Anyone who has personally experienced breast cancer or knows someone who has experienced this disease is fully aware that a woman’s quality of life is deeply impacted by treatment. This often includes a prolonged period of being unable to work, or an inability to return to work following the completion of her treatment. The toll of the combination of financial, physical, emotional and psychological crises is often depression, with resulting fatigue and overwhelming anxiety, which if not addressed and managed, frequently results in poor adherence to treatment or maintenance protocols. Often a woman’s entire social network is affected as friends pull away, coworkers disappear, and family members wrestle with a sense of helplessness. She may become withdrawn and anti-social; she may struggle against a sense of dependency or burden; and issues around sexuality are common. None of this is conducive to healing, no matter what her doctors say about how her physical body is responding.
A breast cancer diagnosis can produce anxiety and symptoms of acute adjustment disorders, but the support needs of breast cancer patients can be satisfied through a diverse range of techniques. The latest research makes clear the benefits of non-pharmaceutical interventions. Yoga, massage, visualization techniques, art and music therapies, cognitive behavioral therapy, and mindfulness-based stress reduction improve both emotional states and endocrine-related symptoms, and aerobic exercise reduces fatigue. These were once relegated to alternative or “fringe” modalities, but data now points to the benefits of including them in an integrative treatment protocol.
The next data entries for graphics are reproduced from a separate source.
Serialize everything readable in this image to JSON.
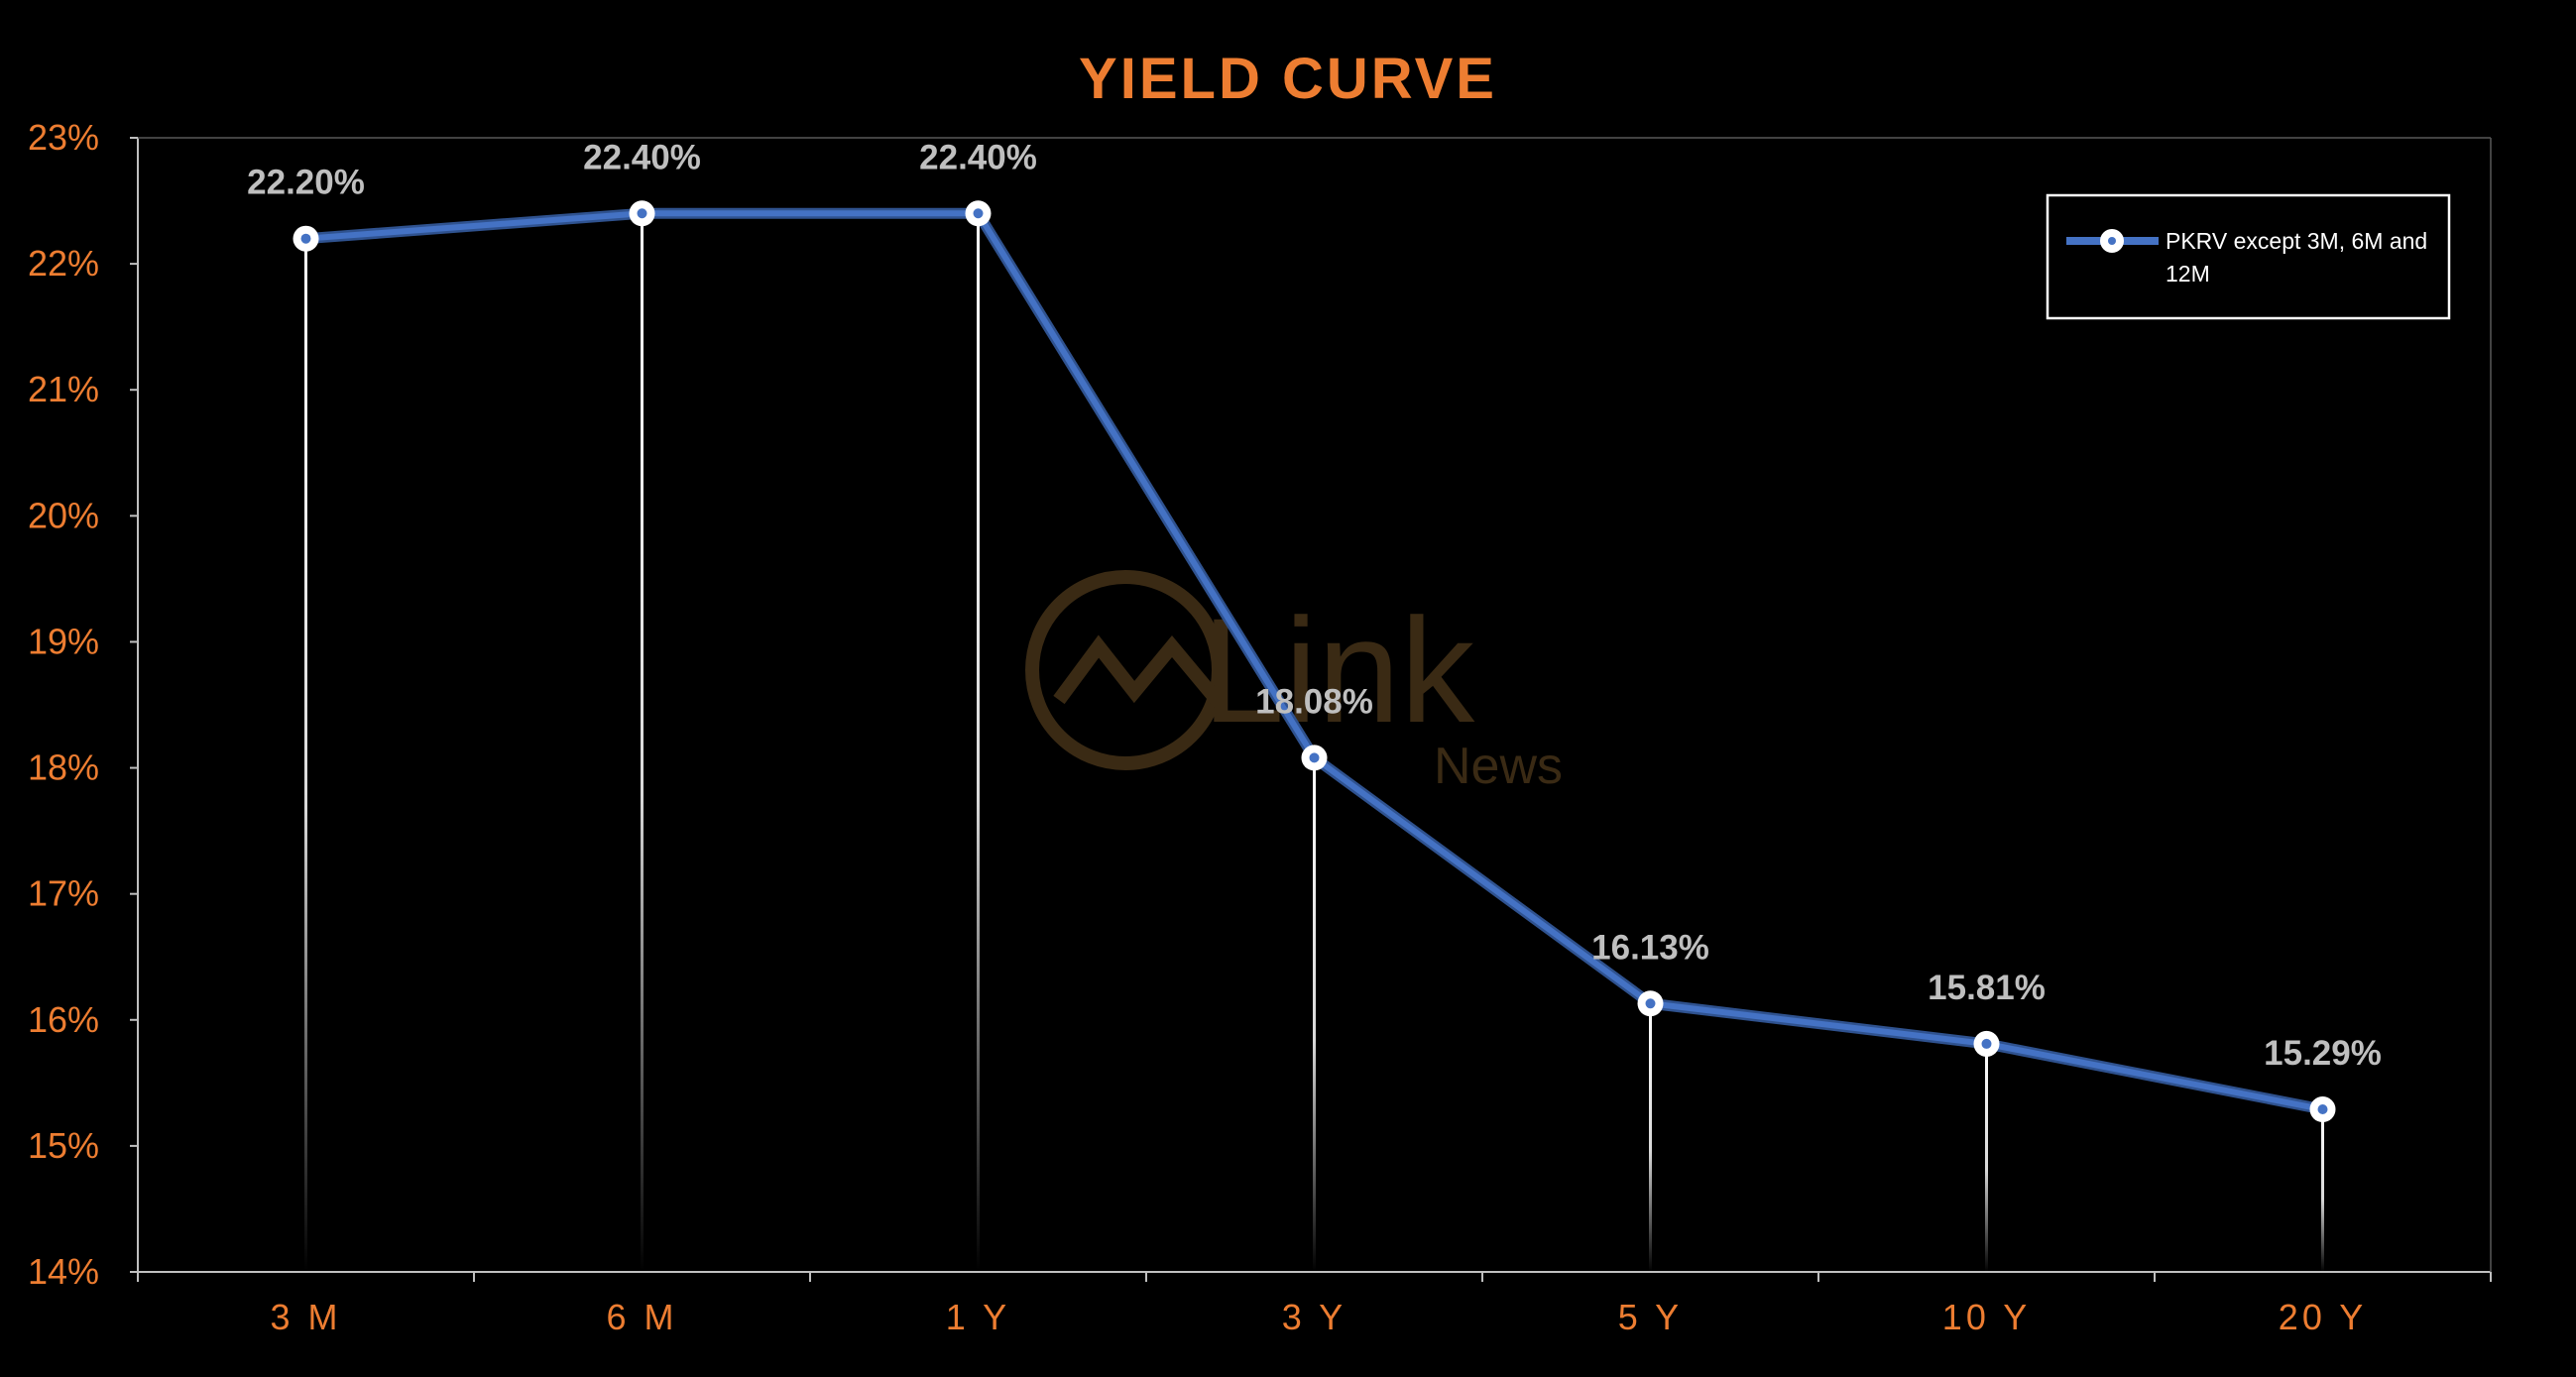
{
  "colors": {
    "background": "#000000",
    "title": "#ED7D31",
    "axis_tick_labels": "#ED7D31",
    "data_labels": "#BFBFBF",
    "series_line": "#4472C4",
    "drop_lines": "#FFFFFF",
    "axis_lines": "#BFBFBF",
    "legend_border": "#FFFFFF",
    "legend_text": "#FFFFFF",
    "watermark": "#3A2A14"
  },
  "watermark": {
    "brand": "Link",
    "sub": "News"
  },
  "chart_data": {
    "type": "line",
    "title": "YIELD CURVE",
    "categories": [
      "3 M",
      "6 M",
      "1 Y",
      "3 Y",
      "5 Y",
      "10 Y",
      "20 Y"
    ],
    "series": [
      {
        "name": "PKRV except 3M, 6M and 12M",
        "values": [
          22.2,
          22.4,
          22.4,
          18.08,
          16.13,
          15.81,
          15.29
        ],
        "data_labels": [
          "22.20%",
          "22.40%",
          "22.40%",
          "18.08%",
          "16.13%",
          "15.81%",
          "15.29%"
        ],
        "marker": "circle",
        "drop_lines": true
      }
    ],
    "legend": {
      "position": "top-right",
      "lines": [
        "PKRV except 3M, 6M and",
        "12M"
      ]
    },
    "ylim": [
      14,
      23
    ],
    "y_ticks": [
      "14%",
      "15%",
      "16%",
      "17%",
      "18%",
      "19%",
      "20%",
      "21%",
      "22%",
      "23%"
    ],
    "grid": false,
    "xlabel": "",
    "ylabel": ""
  }
}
For some women, a breast cancer diagnosis is no longer the death sentence it once was – women are living longer. At SABCS I found some deeply passionate and committed doctors who presented promising data on treatment for triple negative breast cancer; on the use of bisphosphonates to reduce the risk of metastases in post-menopausal women; and on ways of preventing over-treatment. But I also heard their frustrations at being committed to important work while struggling in a broken healthcare system. This system has also failed to recognize a patient as a whole person whose healing needs are taking place on every level that is impacted by this disease, not just the site of the tumor.
Dr. Fallowfield envisions a future in which a patient enters a clinic, has her tests done, and then completes a quality-of-life survey and symptom checklist. Such information would enable her physician to prescribe and refer her to the supportive services that may actually promote an integrated and complete healing. Such a patient-centered treatment plan will address not only the disease of breast cancer, but the psychosocial healing and well-being of the whole person. I for one am excited to see such a much-needed practice become a reality.
I feel a sense of renewed urgency after attending SABCS that comes from knowing more about the private side of this disease, and wanting patients to have every opportunity to live as fully as possible with minimal permanent impact from treatment. It’s extremely helpful to me to know there are some really good people out there, doing really good work with this end also in mind.